On March 20, 2020, FERC initiated a rulemaking proceeding on the transmission rate incentives provisions of Section 219 of the 2005 Energy Policy Act. FirstEnergy submitted comments through EEI and as part of a consortium of PJM Transmission Owners. In a supplemental rulemaking proceeding that was initiated on April 15, 2021, FERC requested comments on, among other things, whether to require utilities that have been members of an RTO for three years or more and that have been collecting an “RTO membership” ROE incentive adder to file tariff updates that would terminate collection of the incentive adder. Initial comments on the proposed rule were filed on June 25, 2021, and reply comments were filed on July 26, 2021. The rulemaking remains pending before FERC. FirstEnergy is a member of PJM and its transmission subsidiaries could be affected by the supplemental proposed rule. FirstEnergy participated in comments that were submitted by a group of PJM transmission owners and by various industry trade groups.
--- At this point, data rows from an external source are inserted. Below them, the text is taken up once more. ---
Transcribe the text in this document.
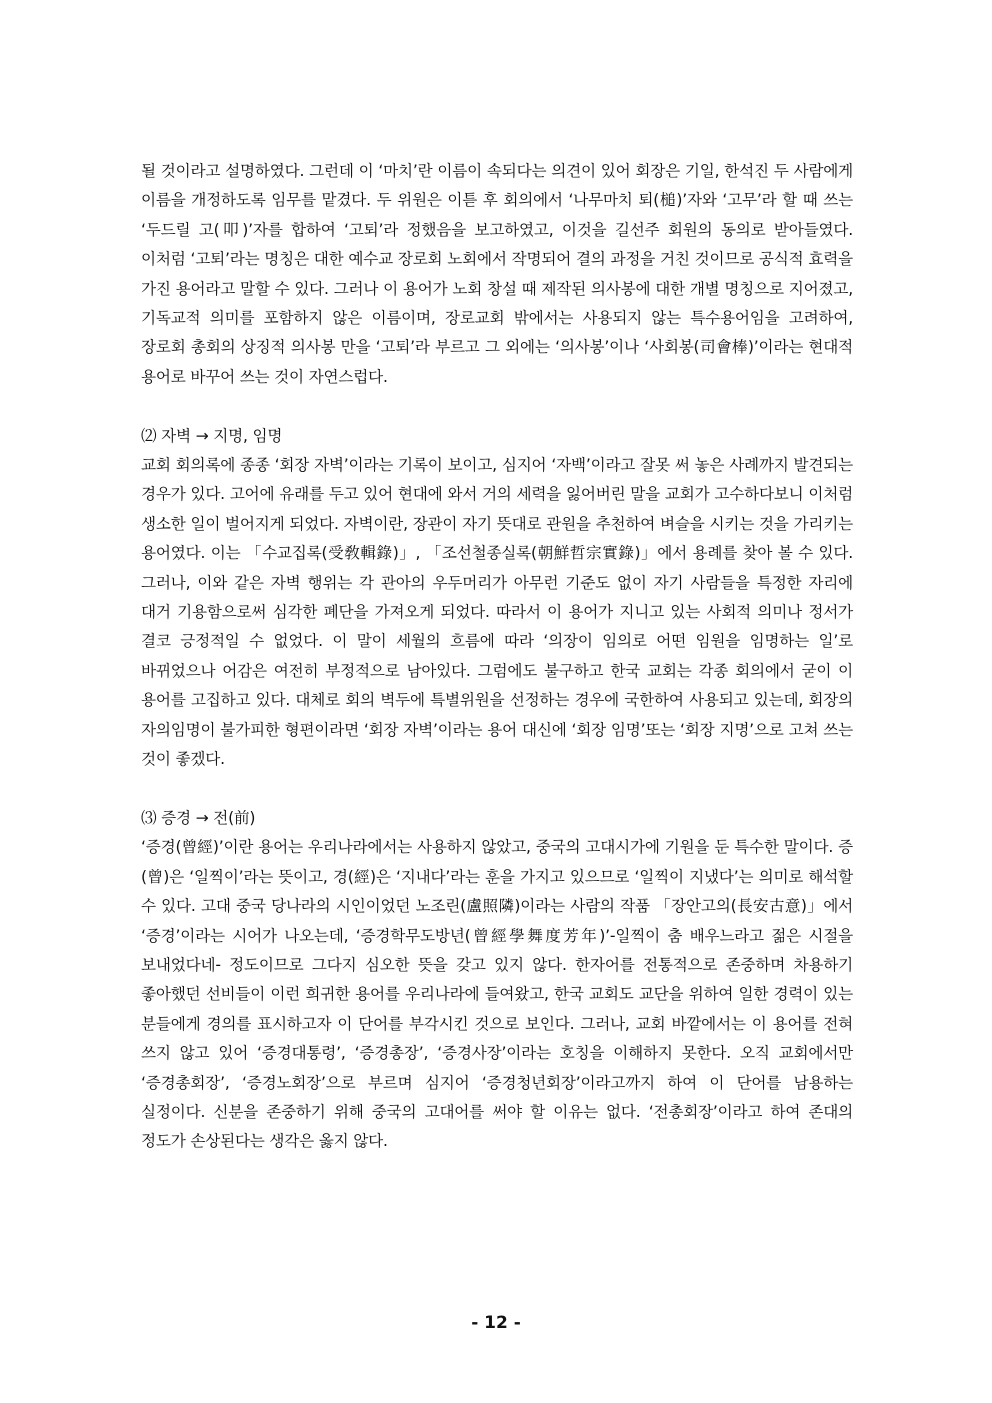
될 것이라고 설명하였다. 그런데 이 ‘마치’란 이름이 속되다는 의견이 있어 회장은 기일, 한석진 두 사람에게 이름을 개정하도록 임무를 맡겼다. 두 위원은 이튿 후 회의에서 ‘나무마치 퇴(槌)’자와 ‘고무’라 할 때 쓰는 ‘두드릴 고(叩)’자를 합하여 ‘고퇴’라 정했음을 보고하였고, 이것을 길선주 회원의 동의로 받아들였다. 이처럼 ‘고퇴’라는 명칭은 대한 예수교 장로회 노회에서 작명되어 결의 과정을 거친 것이므로 공식적 효력을 가진 용어라고 말할 수 있다. 그러나 이 용어가 노회 창설 때 제작된 의사봉에 대한 개별 명칭으로 지어졌고, 기독교적 의미를 포함하지 않은 이름이며, 장로교회 밖에서는 사용되지 않는 특수용어임을 고려하여, 장로회 총회의 상징적 의사봉 만을 ‘고퇴’라 부르고 그 외에는 ‘의사봉’이나 ‘사회봉(司會棒)’이라는 현대적 용어로 바꾸어 쓰는 것이 자연스럽다.

⑵ 자벽 → 지명, 임명

교회 회의록에 종종 ‘회장 자벽’이라는 기록이 보이고, 심지어 ‘자백’이라고 잘못 써 놓은 사례까지 발견되는 경우가 있다. 고어에 유래를 두고 있어 현대에 와서 거의 세력을 잃어버린 말을 교회가 고수하다보니 이처럼 생소한 일이 벌어지게 되었다. 자벽이란, 장관이 자기 뜻대로 관원을 추천하여 벼슬을 시키는 것을 가리키는 용어였다. 이는 「수교집록(受敎輯錄)」, 「조선철종실록(朝鮮哲宗實錄)」에서 용례를 찾아 볼 수 있다. 그러나, 이와 같은 자벽 행위는 각 관아의 우두머리가 아무런 기준도 없이 자기 사람들을 특정한 자리에 대거 기용함으로써 심각한 폐단을 가져오게 되었다. 따라서 이 용어가 지니고 있는 사회적 의미나 정서가 결코 긍정적일 수 없었다. 이 말이 세월의 흐름에 따라 ‘의장이 임의로 어떤 임원을 임명하는 일’로 바뀌었으나 어감은 여전히 부정적으로 남아있다. 그럼에도 불구하고 한국 교회는 각종 회의에서 굳이 이 용어를 고집하고 있다. 대체로 회의 벽두에 특별위원을 선정하는 경우에 국한하여 사용되고 있는데, 회장의 자의임명이 불가피한 형편이라면 ‘회장 자벽’이라는 용어 대신에 ‘회장 임명’또는 ‘회장 지명’으로 고쳐 쓰는 것이 좋겠다.

⑶ 증경 → 전(前)

‘증경(曾經)’이란 용어는 우리나라에서는 사용하지 않았고, 중국의 고대시가에 기원을 둔 특수한 말이다. 증(曾)은 ‘일찍이’라는 뜻이고, 경(經)은 ‘지내다’라는 훈을 가지고 있으므로 ‘일찍이 지냈다’는 의미로 해석할 수 있다. 고대 중국 당나라의 시인이었던 노조린(盧照隣)이라는 사람의 작품 「장안고의(長安古意)」에서 ‘증경’이라는 시어가 나오는데, ‘증경학무도방년(曾經學舞度芳年)’-일찍이 춤 배우느라고 젊은 시절을 보내었다네- 정도이므로 그다지 심오한 뜻을 갖고 있지 않다. 한자어를 전통적으로 존중하며 차용하기 좋아했던 선비들이 이런 희귀한 용어를 우리나라에 들여왔고, 한국 교회도 교단을 위하여 일한 경력이 있는 분들에게 경의를 표시하고자 이 단어를 부각시킨 것으로 보인다. 그러나, 교회 바깥에서는 이 용어를 전혀 쓰지 않고 있어 ‘증경대통령’, ‘증경총장’, ‘증경사장’이라는 호칭을 이해하지 못한다. 오직 교회에서만 ‘증경총회장’, ‘증경노회장’으로 부르며 심지어 ‘증경청년회장’이라고까지 하여 이 단어를 남용하는 실정이다. 신분을 존중하기 위해 중국의 고대어를 써야 할 이유는 없다. ‘전총회장’이라고 하여 존대의 정도가 손상된다는 생각은 옳지 않다.

- 12 -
If there were to be any changes to FirstEnergy transmission incentive ROE, such changes will be applied on a prospective basis.

JCP&L Transmission Formula Rate

On October 30, 2019, JCP&L filed tariff amendments with FERC to implement a forward-looking formula transmission rate. JCP&L requested that the tariff amendments become effective January 1, 2020. On December 19, 2019, FERC issued its initial order in the case, allowing JCP&L to transition to a forward-looking formula rate as of January 1, 2020 as requested, subject to refund, pending further hearing and settlement proceedings. JCP&L and the parties to the FERC proceeding subsequently were able to reach settlement, and on February 2, 2021, JCP&L filed an offer of settlement with FERC. On April 15, 2021, FERC approved the settlement agreement as filed, with no changes, effective January 1, 2021.

Allegheny Power Zone Transmission Formula Rate Filings

On October 29, 2020, MP, PE and WP filed tariff amendments with FERC to implement a forward-looking formula transmission rate, effective January 1, 2021. In addition, on October 30, 2020, KATCo filed a proposed new tariff to establish a forward-looking formula rate and requested that the new rate become effective January 1, 2021. In its filing, KATCo explained that while it currently owns no transmission assets, it may build new transmission facilities in the Allegheny zone, and that it may seek required state and federal authorizations to acquire transmission assets from PE and WP by January 1, 2022. These transmission rate filings were accepted for filing by FERC on December 31, 2020, effective January 1, 2021, subject to refund, pending further hearing and settlement procedures and were consolidated into a single proceeding. MP, PE and WP, and KATCo are engaged in settlement negotiations with the other parties to the formula rate proceedings. KATCo will be included in the Regulated Transmission reportable segment.